FOR 30 years Edith Avery has lovingly tended an allotment outside her back door in Rogerstone - but now it could be taken away from her because it has too many flowers and shrubs and a lack of vegetables.

Rogerstone community council has informed the 89-year-old by letter that her tenancy agreement for the plot has been terminated because she has not complied with regulations.

She was given 14 days to clear it or the council would arrange it and charge her. But until late yesterday Mrs Avery and her family were unable to contact the council since the letter arrived on June 15, leaving her "worried sick" about a deadline on Monday for her to leave the plot.

"I'm afraid I'll wake up one morning and there'll be men here clearing it," said Mrs Avery, an RAF Coastal Command teleprinter operator during the Second World War, and whose late husband Albert served with the Royal Artillery.

"I've grown vegetables and strawberries, but as I've got older, it has gradually switched to flowers and shrubs. It's nice to look out on.

"It's not as if it isn't tended, like a few of the plots around here, which are overgrown?"

Mrs Avery's daughter Sandra Tomaszewski, from Pontllanfraith, said the council finally contacted her after the Argus called it about the situation yesterday. The council told her there would be no eviction on Monday and that it would discuss her mother's plot on Wednesday.

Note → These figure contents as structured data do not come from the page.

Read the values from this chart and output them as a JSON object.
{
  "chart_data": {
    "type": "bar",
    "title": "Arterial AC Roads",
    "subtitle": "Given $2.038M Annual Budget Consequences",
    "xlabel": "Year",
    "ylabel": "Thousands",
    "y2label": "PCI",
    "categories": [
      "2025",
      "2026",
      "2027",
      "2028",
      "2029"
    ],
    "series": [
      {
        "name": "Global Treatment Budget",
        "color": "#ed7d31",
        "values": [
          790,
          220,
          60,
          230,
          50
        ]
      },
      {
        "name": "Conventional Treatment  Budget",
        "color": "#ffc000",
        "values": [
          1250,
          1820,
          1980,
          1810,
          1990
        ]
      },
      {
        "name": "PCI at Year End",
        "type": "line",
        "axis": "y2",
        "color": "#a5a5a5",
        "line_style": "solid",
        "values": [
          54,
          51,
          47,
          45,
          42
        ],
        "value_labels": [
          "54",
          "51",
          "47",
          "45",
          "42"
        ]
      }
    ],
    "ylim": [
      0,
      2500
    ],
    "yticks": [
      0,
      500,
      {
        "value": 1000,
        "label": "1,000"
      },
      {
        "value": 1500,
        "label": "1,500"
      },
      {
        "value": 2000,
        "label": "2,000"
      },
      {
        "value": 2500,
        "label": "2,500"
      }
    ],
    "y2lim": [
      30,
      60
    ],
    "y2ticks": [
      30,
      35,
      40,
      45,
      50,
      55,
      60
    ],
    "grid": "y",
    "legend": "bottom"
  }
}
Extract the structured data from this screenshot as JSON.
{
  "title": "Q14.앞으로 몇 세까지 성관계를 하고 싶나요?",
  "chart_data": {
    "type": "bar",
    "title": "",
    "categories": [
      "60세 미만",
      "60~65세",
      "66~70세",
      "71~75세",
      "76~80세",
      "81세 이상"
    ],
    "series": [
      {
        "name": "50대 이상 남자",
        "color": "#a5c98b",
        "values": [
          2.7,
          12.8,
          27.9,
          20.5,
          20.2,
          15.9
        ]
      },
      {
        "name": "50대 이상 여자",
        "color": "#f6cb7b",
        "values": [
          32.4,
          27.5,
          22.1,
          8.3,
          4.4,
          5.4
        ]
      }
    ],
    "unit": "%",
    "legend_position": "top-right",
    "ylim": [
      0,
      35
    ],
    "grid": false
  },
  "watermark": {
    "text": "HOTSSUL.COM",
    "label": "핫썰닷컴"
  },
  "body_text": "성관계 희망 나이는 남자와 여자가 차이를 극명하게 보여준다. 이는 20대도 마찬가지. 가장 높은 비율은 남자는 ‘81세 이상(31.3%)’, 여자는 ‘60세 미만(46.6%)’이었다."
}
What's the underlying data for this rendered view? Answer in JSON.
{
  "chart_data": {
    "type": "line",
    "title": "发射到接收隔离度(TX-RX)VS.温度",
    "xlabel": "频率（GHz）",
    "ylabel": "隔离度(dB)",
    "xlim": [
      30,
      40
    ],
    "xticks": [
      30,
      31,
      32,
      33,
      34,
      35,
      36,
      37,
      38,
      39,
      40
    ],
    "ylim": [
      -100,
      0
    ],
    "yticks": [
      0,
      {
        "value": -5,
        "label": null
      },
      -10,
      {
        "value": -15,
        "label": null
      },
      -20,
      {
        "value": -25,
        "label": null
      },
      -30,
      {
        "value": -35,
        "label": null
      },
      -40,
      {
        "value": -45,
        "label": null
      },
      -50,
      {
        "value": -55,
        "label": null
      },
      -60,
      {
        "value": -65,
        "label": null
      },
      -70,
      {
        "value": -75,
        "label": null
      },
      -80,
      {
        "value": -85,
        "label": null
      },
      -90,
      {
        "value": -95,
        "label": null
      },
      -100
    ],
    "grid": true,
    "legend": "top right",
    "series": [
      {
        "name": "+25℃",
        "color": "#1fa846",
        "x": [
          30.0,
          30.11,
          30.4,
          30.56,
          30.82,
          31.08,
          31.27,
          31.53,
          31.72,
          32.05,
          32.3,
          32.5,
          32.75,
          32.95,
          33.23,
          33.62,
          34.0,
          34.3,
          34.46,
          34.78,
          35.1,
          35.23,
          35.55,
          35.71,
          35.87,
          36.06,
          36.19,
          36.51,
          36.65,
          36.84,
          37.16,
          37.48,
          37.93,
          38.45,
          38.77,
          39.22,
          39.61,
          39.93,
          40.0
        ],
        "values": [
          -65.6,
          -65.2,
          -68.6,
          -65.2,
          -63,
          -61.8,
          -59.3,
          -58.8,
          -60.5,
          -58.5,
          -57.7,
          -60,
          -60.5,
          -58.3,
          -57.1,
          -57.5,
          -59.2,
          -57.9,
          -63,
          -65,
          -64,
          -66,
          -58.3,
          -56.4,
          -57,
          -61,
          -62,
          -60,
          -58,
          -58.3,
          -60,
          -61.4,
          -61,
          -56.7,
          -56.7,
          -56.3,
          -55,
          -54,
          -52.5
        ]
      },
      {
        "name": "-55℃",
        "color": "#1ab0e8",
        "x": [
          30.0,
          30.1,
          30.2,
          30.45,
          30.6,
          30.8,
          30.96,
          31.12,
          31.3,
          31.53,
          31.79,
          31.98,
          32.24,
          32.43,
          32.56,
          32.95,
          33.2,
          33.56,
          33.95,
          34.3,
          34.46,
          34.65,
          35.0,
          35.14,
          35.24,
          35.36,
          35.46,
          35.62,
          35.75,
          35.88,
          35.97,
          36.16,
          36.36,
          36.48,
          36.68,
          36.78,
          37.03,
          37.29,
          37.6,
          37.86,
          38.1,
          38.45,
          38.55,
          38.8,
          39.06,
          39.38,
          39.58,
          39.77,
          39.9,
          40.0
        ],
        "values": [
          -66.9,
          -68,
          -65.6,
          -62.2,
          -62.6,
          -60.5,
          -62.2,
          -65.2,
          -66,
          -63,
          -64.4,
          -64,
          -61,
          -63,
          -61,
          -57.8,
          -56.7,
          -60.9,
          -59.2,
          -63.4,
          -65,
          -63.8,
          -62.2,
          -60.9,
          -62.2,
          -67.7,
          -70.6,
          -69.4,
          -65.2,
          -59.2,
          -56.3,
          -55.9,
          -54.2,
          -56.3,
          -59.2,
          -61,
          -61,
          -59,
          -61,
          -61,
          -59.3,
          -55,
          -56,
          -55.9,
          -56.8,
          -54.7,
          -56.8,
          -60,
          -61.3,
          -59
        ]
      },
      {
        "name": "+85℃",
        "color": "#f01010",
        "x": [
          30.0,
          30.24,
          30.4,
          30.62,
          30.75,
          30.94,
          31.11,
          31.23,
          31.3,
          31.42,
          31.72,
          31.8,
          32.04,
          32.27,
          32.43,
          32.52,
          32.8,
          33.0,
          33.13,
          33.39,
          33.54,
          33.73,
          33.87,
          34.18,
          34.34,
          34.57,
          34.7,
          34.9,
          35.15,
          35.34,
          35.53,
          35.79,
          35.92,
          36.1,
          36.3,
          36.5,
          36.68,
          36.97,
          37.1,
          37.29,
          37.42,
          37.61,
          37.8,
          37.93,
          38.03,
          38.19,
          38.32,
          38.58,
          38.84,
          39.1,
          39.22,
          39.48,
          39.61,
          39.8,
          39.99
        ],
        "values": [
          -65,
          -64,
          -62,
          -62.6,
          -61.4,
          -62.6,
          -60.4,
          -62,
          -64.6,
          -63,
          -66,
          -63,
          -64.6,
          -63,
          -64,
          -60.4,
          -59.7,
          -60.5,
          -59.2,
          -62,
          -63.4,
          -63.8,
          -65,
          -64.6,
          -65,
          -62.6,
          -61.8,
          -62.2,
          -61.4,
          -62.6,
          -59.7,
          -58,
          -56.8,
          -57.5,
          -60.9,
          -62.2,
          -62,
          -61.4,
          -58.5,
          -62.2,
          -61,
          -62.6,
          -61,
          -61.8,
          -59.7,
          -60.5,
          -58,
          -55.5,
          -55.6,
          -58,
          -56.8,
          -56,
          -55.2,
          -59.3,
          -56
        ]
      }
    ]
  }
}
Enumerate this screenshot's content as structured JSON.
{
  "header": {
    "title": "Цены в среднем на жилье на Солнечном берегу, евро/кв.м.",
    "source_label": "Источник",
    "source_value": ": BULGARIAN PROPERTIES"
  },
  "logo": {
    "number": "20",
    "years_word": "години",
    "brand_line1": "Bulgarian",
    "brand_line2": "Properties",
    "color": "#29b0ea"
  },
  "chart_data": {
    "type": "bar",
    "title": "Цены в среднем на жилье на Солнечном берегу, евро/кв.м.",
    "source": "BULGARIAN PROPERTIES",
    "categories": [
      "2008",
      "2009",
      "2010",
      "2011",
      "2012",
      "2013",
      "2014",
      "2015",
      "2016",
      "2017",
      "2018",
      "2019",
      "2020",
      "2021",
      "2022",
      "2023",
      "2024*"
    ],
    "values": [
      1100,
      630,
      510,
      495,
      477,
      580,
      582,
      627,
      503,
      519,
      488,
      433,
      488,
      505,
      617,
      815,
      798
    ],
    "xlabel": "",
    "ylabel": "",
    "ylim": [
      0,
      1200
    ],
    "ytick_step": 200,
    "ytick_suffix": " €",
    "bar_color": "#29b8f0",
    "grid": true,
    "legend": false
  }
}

She acknowledged there may be a technical breach of the rules, but said: "I think it's a bit brutal.

"My mother took on this allotment when no-one else wanted it, to keep it tidy outside the house."

Newport West MP Paul Flynn has taken up Mrs Avery's case.

"Mrs Avery has worked this plot for 30 years and it is very well tended, a credit to her," he said.

"I can't understand why the council is taking this stance. It's nonsense."

The council's clerk is on holiday until Monday, and a message on the council's answerphone asks people who have received allotment termination notices to reply in writing.